几乎每个月,@肝病梁韬 都会收到类似的患者问询。其中,「保肝药」这个词语被反复提及。

而在患者转氨酶中轻度异常的情况下,梁韬对于保肝药问询的回复大多是:没必要吃。

「我个人对保肝药本身持保留态度」梁韬说,「肝功能异常,重点在于对病因的治疗,只要转氨酶稍有偏高就用保肝药,还是缺乏严谨性。甚至不少案例,肝功能正常也用保肝药,就更缺少循证医学依据。」

「肝脏有极其强大的自我修复能力,病因去掉,肝细胞自己就修复好了。只有那种病因没法去除的,这种可以再讨论。」梁韬补充道。

一年吃掉百亿的药,指南怎么说?

在中国临床,保肝药是一个医生和患者都耳熟能详的概念。

有论文显示,在西安某医院中,保肝药销售金额在 2018 年~2020 年时间里,从 39.52 万增长到 58.39 万。另一篇对某院保肝药临床应用分析的论文则提到,该院有 20 个科室都开出了保肝药处方,其中使用较多的科室包括消化内科、内分泌科、血液风湿免疫科和感染科等。

据 IQVIA 数据,2016 年至 2019 年,中国保肝药物市场总规模稳定在 115 亿人民币以上,尽管 2020 年受到疫情影响,市场规模仍保持在 100 亿人民币以上。

然而,在临床广泛应用的同时,围绕保肝药的争议也一直存在。

2019 年,中国新闻周刊一篇题为《中国患者一年吃掉百亿元保肝药,然而为何国外根本没这药》的文章,将保肝药推上了风口浪尖。

文章犀利地指出,在中国临床常被用于结核、肝炎等疾病的保肝类药物,实际上在 WHO 和国外的一些医学指南中,并没有被推荐使用。

美国胃肠病学会于 2014 年发布了全球第一个针对临床实践的药物性肝损伤指南——《特殊药物引起的肝损伤的诊断和管理》,其中表示:「对于伴或不伴急性肝功能衰竭(ALF)的特异质性药物性肝损伤,目前无确定的治疗方法。
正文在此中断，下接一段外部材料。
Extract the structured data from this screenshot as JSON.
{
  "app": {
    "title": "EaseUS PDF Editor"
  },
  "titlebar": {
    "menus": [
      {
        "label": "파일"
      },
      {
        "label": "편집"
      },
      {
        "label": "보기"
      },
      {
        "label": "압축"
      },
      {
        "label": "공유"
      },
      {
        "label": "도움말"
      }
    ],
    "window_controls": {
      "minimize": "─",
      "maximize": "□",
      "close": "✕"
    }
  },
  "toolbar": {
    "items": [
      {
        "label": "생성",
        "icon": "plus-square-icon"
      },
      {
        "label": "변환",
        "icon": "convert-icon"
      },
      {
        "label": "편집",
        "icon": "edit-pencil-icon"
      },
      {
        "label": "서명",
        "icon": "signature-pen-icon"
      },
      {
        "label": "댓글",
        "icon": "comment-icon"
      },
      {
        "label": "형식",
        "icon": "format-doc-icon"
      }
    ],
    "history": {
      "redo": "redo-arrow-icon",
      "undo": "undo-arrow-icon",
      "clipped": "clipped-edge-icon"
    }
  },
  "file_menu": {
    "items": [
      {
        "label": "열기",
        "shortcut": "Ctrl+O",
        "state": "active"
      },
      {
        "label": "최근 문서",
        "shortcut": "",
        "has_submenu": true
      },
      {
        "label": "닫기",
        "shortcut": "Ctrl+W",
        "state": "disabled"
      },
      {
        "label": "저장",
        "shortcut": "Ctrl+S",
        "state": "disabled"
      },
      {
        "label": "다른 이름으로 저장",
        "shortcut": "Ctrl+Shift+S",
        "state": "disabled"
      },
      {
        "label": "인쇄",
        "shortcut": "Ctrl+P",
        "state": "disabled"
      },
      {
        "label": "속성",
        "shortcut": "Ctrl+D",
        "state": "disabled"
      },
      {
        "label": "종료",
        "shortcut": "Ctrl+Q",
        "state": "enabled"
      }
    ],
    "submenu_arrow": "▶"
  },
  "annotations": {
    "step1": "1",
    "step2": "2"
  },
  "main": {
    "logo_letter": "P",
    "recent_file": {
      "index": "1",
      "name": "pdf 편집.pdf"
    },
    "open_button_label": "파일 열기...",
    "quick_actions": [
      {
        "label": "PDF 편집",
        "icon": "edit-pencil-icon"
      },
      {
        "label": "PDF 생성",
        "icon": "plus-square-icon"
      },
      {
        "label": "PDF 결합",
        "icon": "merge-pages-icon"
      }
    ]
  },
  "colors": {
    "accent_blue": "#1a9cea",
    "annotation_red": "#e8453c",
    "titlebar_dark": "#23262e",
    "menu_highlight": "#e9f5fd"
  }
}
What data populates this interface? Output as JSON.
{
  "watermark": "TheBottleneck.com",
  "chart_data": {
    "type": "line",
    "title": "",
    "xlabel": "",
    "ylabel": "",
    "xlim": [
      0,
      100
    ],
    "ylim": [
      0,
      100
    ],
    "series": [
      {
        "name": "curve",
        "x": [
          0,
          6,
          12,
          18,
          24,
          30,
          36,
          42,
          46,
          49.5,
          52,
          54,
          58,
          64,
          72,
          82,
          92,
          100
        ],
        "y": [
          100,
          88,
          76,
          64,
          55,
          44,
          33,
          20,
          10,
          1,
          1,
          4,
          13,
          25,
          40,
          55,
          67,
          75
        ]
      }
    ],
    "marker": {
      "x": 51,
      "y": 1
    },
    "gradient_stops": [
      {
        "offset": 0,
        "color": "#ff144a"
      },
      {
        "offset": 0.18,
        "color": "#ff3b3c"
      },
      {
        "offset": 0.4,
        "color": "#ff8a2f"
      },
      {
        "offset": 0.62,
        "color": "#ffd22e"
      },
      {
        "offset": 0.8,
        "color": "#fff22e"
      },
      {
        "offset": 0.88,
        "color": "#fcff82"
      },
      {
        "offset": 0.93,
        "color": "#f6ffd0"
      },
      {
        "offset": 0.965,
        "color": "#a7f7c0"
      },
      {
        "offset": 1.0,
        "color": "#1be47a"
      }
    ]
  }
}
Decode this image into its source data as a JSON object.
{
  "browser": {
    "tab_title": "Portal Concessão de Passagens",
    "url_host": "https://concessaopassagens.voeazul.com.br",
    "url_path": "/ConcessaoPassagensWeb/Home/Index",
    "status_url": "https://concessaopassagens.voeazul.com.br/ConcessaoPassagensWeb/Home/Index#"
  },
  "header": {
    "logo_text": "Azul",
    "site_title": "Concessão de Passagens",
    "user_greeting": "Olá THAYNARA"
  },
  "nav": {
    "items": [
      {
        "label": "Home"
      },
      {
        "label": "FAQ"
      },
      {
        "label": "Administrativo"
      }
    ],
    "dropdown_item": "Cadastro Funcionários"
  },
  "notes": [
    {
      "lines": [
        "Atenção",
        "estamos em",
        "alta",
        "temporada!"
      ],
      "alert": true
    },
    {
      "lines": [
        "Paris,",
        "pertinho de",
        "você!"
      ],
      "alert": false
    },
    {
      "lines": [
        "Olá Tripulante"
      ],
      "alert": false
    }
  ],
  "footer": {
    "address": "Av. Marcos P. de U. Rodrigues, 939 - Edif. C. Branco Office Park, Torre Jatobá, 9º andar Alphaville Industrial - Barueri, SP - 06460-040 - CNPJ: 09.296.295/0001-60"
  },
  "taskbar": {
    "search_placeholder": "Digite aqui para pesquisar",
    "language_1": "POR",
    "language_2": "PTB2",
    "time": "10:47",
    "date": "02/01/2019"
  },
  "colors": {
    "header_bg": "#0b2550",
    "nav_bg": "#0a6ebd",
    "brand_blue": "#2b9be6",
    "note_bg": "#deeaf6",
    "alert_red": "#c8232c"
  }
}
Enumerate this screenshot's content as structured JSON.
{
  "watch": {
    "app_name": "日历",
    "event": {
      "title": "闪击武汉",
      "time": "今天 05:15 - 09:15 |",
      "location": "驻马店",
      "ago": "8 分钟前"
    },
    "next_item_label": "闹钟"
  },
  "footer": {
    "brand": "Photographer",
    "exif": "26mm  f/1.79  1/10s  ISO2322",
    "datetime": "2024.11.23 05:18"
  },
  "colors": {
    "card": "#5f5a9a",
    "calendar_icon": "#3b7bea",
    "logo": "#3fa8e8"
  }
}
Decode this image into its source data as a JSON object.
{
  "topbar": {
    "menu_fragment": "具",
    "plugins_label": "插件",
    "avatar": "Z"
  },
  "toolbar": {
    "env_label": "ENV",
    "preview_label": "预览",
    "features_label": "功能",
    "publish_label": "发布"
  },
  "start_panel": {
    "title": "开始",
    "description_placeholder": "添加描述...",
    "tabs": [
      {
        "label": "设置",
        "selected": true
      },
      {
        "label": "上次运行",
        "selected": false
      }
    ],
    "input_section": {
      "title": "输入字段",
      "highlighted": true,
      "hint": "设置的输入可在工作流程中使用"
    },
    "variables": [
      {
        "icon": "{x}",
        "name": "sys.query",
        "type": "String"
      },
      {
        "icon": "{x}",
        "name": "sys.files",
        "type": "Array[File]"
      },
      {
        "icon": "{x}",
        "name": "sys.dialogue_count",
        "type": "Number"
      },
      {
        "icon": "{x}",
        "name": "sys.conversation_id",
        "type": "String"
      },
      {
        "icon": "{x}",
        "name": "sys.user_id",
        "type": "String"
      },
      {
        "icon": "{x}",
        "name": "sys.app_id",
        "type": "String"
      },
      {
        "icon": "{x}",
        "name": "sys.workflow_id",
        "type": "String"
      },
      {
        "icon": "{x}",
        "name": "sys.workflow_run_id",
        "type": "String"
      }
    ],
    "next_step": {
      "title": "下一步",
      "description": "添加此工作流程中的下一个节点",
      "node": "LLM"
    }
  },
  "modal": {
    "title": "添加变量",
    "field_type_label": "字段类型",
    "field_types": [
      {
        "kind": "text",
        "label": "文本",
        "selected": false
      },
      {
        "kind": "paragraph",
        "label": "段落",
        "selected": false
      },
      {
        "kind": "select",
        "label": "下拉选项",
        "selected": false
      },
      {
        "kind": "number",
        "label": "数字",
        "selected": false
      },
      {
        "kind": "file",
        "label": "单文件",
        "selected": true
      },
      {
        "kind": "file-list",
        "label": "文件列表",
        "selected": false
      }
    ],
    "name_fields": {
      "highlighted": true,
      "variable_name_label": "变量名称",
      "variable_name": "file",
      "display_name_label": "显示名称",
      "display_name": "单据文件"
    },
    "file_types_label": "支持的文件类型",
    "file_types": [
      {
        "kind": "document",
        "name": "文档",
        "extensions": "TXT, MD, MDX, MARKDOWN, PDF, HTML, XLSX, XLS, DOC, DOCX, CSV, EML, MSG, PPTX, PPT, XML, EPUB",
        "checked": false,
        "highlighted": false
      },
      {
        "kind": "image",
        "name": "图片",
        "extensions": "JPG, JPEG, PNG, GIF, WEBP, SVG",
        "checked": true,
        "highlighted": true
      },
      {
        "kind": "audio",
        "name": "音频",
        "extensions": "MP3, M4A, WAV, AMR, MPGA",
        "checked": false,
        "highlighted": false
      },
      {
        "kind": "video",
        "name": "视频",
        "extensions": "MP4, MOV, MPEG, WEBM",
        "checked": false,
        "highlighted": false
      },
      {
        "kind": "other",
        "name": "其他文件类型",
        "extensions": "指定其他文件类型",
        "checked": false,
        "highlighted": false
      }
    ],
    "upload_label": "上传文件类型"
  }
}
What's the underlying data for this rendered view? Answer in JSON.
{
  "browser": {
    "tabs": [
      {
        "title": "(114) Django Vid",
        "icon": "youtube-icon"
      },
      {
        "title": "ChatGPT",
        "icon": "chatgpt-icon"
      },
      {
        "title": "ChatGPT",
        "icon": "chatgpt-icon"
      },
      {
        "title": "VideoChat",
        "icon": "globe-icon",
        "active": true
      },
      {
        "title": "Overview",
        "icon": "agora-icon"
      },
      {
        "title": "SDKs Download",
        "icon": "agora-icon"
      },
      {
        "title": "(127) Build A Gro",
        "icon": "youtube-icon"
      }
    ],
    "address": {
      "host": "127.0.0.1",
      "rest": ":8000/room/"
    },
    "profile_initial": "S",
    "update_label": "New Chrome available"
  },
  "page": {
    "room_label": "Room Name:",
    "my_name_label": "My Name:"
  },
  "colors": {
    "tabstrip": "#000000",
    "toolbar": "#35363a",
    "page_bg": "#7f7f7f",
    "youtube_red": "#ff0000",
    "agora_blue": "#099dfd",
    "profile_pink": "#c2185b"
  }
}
然而,在伴有早期 ALF 的成人患者中,可考虑应用 N-乙酰半胱氨酸,原因在于其具有良好的安全性以及对早期昏迷期患者有疗效的证据(有条件推荐,低水平证据)。」

《ACG Clinical Guideline: The Diagnosis and Management of Idiosyncratic Drug-Induced Liver Injury》截图

而 2019 年欧洲肝脏研究学会的《EASL 临床实践指南:药物性肝损伤》则提到:「N-乙酰半胱氨酸用于改善对乙酰氨基酚以外药物引起严重肝损伤的疗效尚未得到确证(推荐强度:D 级别;证据:4 级研究);熊去氧胆酸用于改善严重肝损伤的疗效尚未得到确证(推荐强度:D 级别;证据:4 级研究)」

《EASL Clinical Practice Guidelines: Drug-induced liver injury》截图

其中,N-乙酰半胱氨酸和熊去氧胆酸均属于保肝药的范畴,尽管有指南对前者有正面评价,但依然是基于「低水平证据」的「有条件推荐」。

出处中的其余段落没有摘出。